Потом, когда тронулись в путь, только и разговоров было, что о камнерезах. Больше всего, конечно, собаки понравились. Настоящие лайки!
«Спит, наверное, старичок», — подумал Санек и опять улыбнулся.
Он еще раз посмотрел в сторону города, потом подошел к костру. Со всеми предосторожностями достал из кармашка брюк часы. На всю группу одни — беречь надо. На белом циферблате отчетливо видны черные линии стрелок. Два часа. Через полчаса его должен сменить Федька Мокрушин. Минут через пятнадцать нужно будет его будить.
Впрочем, Федьку, наверное, будить не придется. Не раз уже ребята удивлялись необъяснимой Федькиной способности — просыпаться в тот самый час, когда нужно. А Федька только посмеивается — эка невидаль!
Не успел Санек подумать об этом, как в палатке кто-то завозился, заворочался. Через минуту оттуда на четвереньках выполз Федька.
Не поднимаясь, он потряс головой, будто хотел отогнать от себя сон, широко зевнул и только после этого стал на колени.
— Караулишь? Сколько там на больших серебряных намотало? — бросил он, протирая глаза.
— Третий начался, — откликнулся Санек. — Ты, друг, что-то рано сегодня.
— Э-э, все равно, — махнул рукой, поднимаясь с колен, Федька. — Перед смертью не надышишься, перед вахтой не выспишься.
Еще раз зевнув, он с хрустом потянулся.
— Доставай будильник да иди дрыхни. — Федька шагнул к костру, уселся, поджав под себя ноги, и уставился на огонь бессмысленным, отсутствующим взглядом. Потом плюнул в костер и полез в карман.
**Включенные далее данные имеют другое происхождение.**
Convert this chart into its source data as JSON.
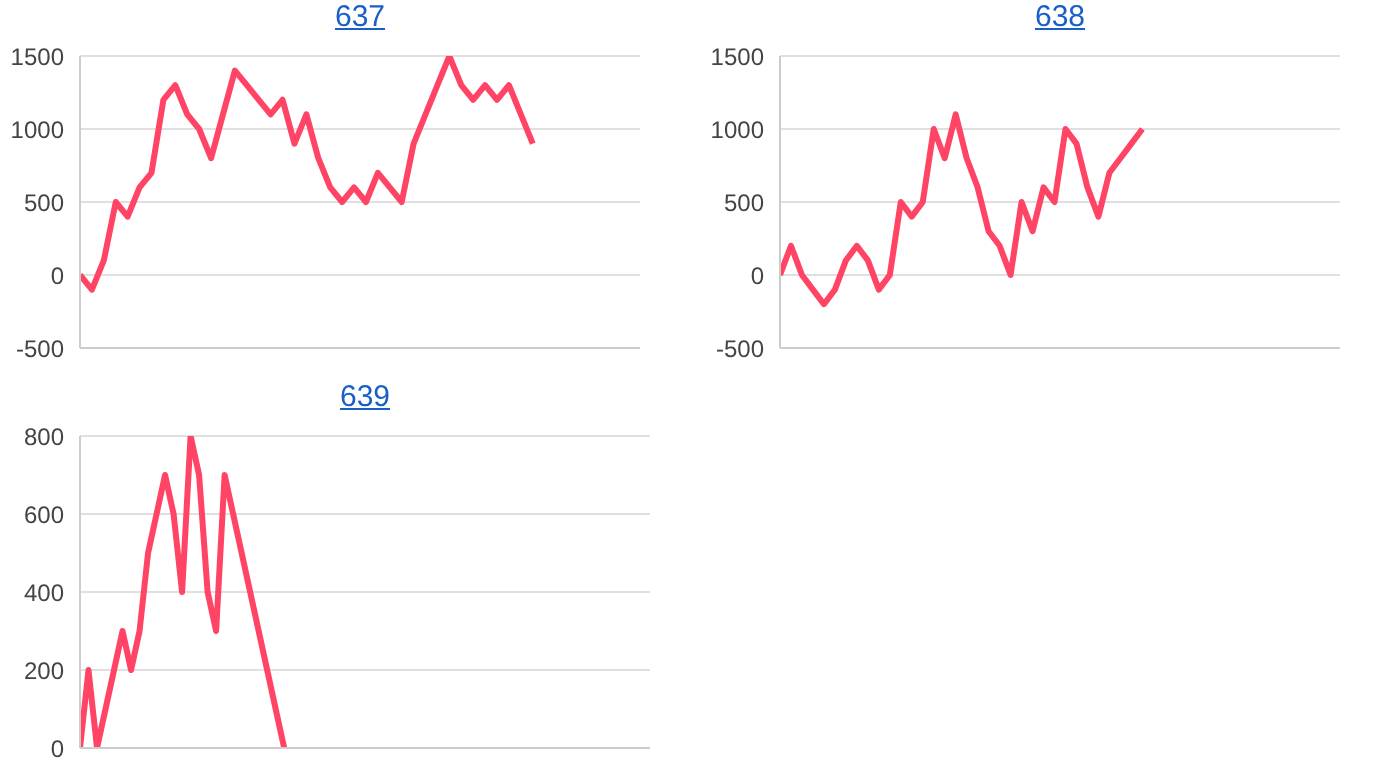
{
  "chart_data": [
    {
      "type": "line",
      "title": "637",
      "categories": [
        null,
        null,
        null,
        null,
        null,
        null,
        null,
        null,
        null,
        null,
        null,
        null,
        null,
        null,
        null,
        null,
        null,
        null,
        null,
        null,
        null,
        null,
        null,
        null,
        null,
        null,
        null,
        null,
        null,
        null,
        null,
        null,
        null,
        null,
        null,
        null,
        null,
        null,
        null,
        null,
        null,
        null,
        null,
        null,
        null,
        null,
        null,
        null
      ],
      "series": [
        {
          "color": "#ff4466",
          "values": [
            0,
            -100,
            100,
            500,
            400,
            600,
            700,
            1200,
            1300,
            1100,
            1000,
            800,
            1100,
            1400,
            1300,
            1200,
            1100,
            1200,
            900,
            1100,
            800,
            600,
            500,
            600,
            500,
            700,
            600,
            500,
            900,
            1100,
            1300,
            1500,
            1300,
            1200,
            1300,
            1200,
            1300,
            1100,
            900,
            null,
            null,
            null,
            null,
            null,
            null,
            null,
            null,
            null
          ]
        }
      ],
      "ylim": [
        -500,
        1500
      ],
      "yticks": [
        -500,
        0,
        500,
        1000,
        1500
      ],
      "grid": "y",
      "tick_labels": "y",
      "marker": "none"
    },
    {
      "type": "line",
      "title": "638",
      "categories": [
        null,
        null,
        null,
        null,
        null,
        null,
        null,
        null,
        null,
        null,
        null,
        null,
        null,
        null,
        null,
        null,
        null,
        null,
        null,
        null,
        null,
        null,
        null,
        null,
        null,
        null,
        null,
        null,
        null,
        null,
        null,
        null,
        null,
        null,
        null,
        null,
        null,
        null,
        null,
        null,
        null,
        null,
        null,
        null,
        null,
        null,
        null,
        null,
        null,
        null,
        null,
        null
      ],
      "series": [
        {
          "color": "#ff4466",
          "values": [
            0,
            200,
            0,
            -100,
            -200,
            -100,
            100,
            200,
            100,
            -100,
            0,
            500,
            400,
            500,
            1000,
            800,
            1100,
            800,
            600,
            300,
            200,
            0,
            500,
            300,
            600,
            500,
            1000,
            900,
            600,
            400,
            700,
            800,
            900,
            1000,
            null,
            null,
            null,
            null,
            null,
            null,
            null,
            null,
            null,
            null,
            null,
            null,
            null,
            null,
            null,
            null,
            null,
            null
          ]
        }
      ],
      "ylim": [
        -500,
        1500
      ],
      "yticks": [
        -500,
        0,
        500,
        1000,
        1500
      ],
      "grid": "y",
      "tick_labels": "y",
      "marker": "none"
    },
    {
      "type": "line",
      "title": "639",
      "categories": [
        null,
        null,
        null,
        null,
        null,
        null,
        null,
        null,
        null,
        null,
        null,
        null,
        null,
        null,
        null,
        null,
        null,
        null,
        null,
        null,
        null,
        null,
        null,
        null,
        null,
        null,
        null,
        null,
        null,
        null,
        null,
        null,
        null,
        null,
        null,
        null,
        null,
        null,
        null,
        null,
        null,
        null,
        null,
        null,
        null,
        null,
        null,
        null,
        null,
        null,
        null,
        null,
        null,
        null,
        null,
        null,
        null,
        null,
        null,
        null,
        null,
        null,
        null,
        null,
        null,
        null,
        null,
        null
      ],
      "series": [
        {
          "color": "#ff4466",
          "values": [
            0,
            200,
            0,
            100,
            200,
            300,
            200,
            300,
            500,
            600,
            700,
            600,
            400,
            800,
            700,
            400,
            300,
            700,
            600,
            500,
            400,
            300,
            200,
            100,
            0,
            null,
            null,
            null,
            null,
            null,
            null,
            null,
            null,
            null,
            null,
            null,
            null,
            null,
            null,
            null,
            null,
            null,
            null,
            null,
            null,
            null,
            null,
            null,
            null,
            null,
            null,
            null,
            null,
            null,
            null,
            null,
            null,
            null,
            null,
            null,
            null,
            null,
            null,
            null,
            null,
            null,
            null,
            null
          ]
        }
      ],
      "ylim": [
        0,
        800
      ],
      "yticks": [
        0,
        200,
        400,
        600,
        800
      ],
      "grid": "y",
      "tick_labels": "y",
      "marker": "none"
    }
  ]
}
— Эх, закурить, чтобы дома не журились!
На свет появилась измятая пачка папирос. Федька достал из костра прутик с обугленным концом, прикурил.
— Опять ты… — Санек укоризненно покачал головой.
Федька повел плечами, промолчал. Потом поднял глаза и, выпустив струйку дыма, проговорил:
— Тянет, Сань, понимаешь. Привык. Тут уж ничего не сделаешь…
— Врешь, — перебил его Санек. — Тряпка ты, и все! Подумаешь: тя-я-нет!
— Ладно, ладно, не гуди. Сказал ведь, что брошу. Только трудно сразу, я постепенно.
Федька взял валявшуюся на земле пачку папирос, стал засовывать ее в карман. Вдруг лицо его озарилось улыбкой. Улыбка у Федьки была хорошая, подкупающая. Загорелый, белозубый, с вьющимися темными волосами, он, когда улыбался, становился таким привлекательным, что нельзя было не улыбнуться ему в ответ.